Huge amounts of health spending goes to deal with the consequences of obesity, for example, a factor that is also involved in susceptibility to COVID19. But, instead of dealing with the causes of obesity to begin with, which requires education and intervention not even at the level of Primary Care, but in schools, and as part of a programme of health education and monitoring, the NHS seeks to cure the problems arising from the obesity after it has arisen. Drug companies make huge sums from selling people slimming aids, or medicine for high blood pressure, for Type II diabetes, and so on. The NHS spends large amounts treating the consequences of the diabetes, performing heart operations, as well as surgery to implant gastric bands and so on. 

The introduction of large socialised healthcare systems was designed to ensure that healthcare was provided efficiently, so as to reduce the costs of reproducing labour-power for capital as a whole, but the existence of the medical-industrial complex means that it does not even do that, because the monopolies and bureaucracies that it generates result in policy and expenditure being skewed into channels that benefit the individual interests of the drug companies and other medical supplies companies, and that facilitate the development of large bureaucratic empires within the NHS and Health Departments, and which, thereby, leads to unnecessarily high costs compared to health outcomes. The last Labour government trebled spending on the NHS, for example, but its own performance monitoring showed that it did not even double the health outcomes resulting from it, meaning that instead of economies of scale, it resulted in diminishing returns. 

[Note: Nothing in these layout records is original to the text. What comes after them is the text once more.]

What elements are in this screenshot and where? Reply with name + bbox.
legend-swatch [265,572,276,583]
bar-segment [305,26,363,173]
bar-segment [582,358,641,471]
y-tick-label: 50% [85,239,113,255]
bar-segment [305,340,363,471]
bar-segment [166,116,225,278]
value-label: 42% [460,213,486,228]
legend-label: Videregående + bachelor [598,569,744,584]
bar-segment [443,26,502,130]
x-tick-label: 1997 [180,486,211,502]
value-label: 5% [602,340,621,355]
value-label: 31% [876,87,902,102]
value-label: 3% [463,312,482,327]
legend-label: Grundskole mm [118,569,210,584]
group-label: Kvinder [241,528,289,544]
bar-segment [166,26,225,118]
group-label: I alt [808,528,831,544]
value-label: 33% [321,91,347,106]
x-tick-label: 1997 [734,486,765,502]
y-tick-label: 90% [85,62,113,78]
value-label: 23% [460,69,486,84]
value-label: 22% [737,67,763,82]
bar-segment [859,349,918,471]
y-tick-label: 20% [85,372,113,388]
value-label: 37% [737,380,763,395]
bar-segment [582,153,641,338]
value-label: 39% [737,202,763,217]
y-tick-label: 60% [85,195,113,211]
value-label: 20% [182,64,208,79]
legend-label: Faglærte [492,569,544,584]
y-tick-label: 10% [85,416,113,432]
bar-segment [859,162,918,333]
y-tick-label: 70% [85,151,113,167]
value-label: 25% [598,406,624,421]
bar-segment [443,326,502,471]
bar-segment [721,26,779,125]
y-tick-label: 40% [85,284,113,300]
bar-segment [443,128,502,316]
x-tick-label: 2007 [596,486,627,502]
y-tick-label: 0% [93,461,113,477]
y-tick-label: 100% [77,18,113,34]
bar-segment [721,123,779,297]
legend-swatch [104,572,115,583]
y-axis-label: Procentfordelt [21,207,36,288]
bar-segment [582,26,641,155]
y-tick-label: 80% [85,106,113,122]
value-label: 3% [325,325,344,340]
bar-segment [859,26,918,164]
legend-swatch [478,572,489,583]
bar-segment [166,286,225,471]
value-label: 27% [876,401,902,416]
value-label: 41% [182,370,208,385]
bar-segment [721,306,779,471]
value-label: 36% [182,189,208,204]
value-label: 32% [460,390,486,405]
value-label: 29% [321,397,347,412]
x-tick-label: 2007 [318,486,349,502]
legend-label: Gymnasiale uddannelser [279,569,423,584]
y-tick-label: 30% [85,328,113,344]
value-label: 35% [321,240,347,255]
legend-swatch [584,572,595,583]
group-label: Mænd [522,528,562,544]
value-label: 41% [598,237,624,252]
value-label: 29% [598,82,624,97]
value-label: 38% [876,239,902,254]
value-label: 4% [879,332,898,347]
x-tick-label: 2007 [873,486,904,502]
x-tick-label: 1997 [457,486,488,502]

Of course, its not just the vast bureaucracies within the Department of Health, or in the hospitals where this applies. Go to any GP's surgery and you will notice the steady flow of salespeople from the drug companies that tread their path to the doctor's office. GP's are bombarded with a barrage of advertising from drug companies, in particular, but also other medical supply companies, all out to increase their sales. With the NHS paying for all of these prescription drugs, the pressure is always on for hard pressed GP's to get patients through their waiting rooms by prescribing them the latest pill for this that or the other. Its why we have seen the growing resistance to antibiotics that have been grossly overprescribed, not to mention the level of over-prescription for anti-depressants and so on. All of this is symptomatic of a health service based not upon wellness, but on treating illness. Talking about the discussions inside the Politics of Health Group, of the Conference of Socialist Economists, Mick Carpenter wrote, 

“In particular those concerned about work hazards, and the relationship between health and anti-imperialist struggles in the Third World, looked beyond health services. The former saw the need to remove the fundamental cause of ill-health in the places where people wok, rather than to patch them up in shiny new citadels of technological medicine; the latter knew that the export of western models of medicine had proved patently inadequate to deal with the health problems caused by neocolonial economic and social relations – indeed were a significant feature of them. Finally, the group contained radical epidemiologists who were able to show that the improvements in health made in the last century had more to do with improvements in social conditions than health services.” 

(Left Orthodoxy and the Politics of Health, in Capital & Class 11, Summer 1980) 

Carpenter was writing at a time when the NHS was under right-wing attacks from Tories seeking to make public spending cuts. But, he rightly states that some of the Right's critique of the health service was justified. If we allow our politics to be defined by the Right, but simply place a minus sign where they place a plus sign, then it becomes impossible for our own analysis and politics to advance. In that case, it would mean simply defining yourself only in terms of opposition to health cuts. The modern equivalent is the idea that any kind of sustainable unity or progress can be achieved simply on the basis of opposition to “austerity”. 

“Instead we allow the right to make all the running, and at best fight a rearguard action.”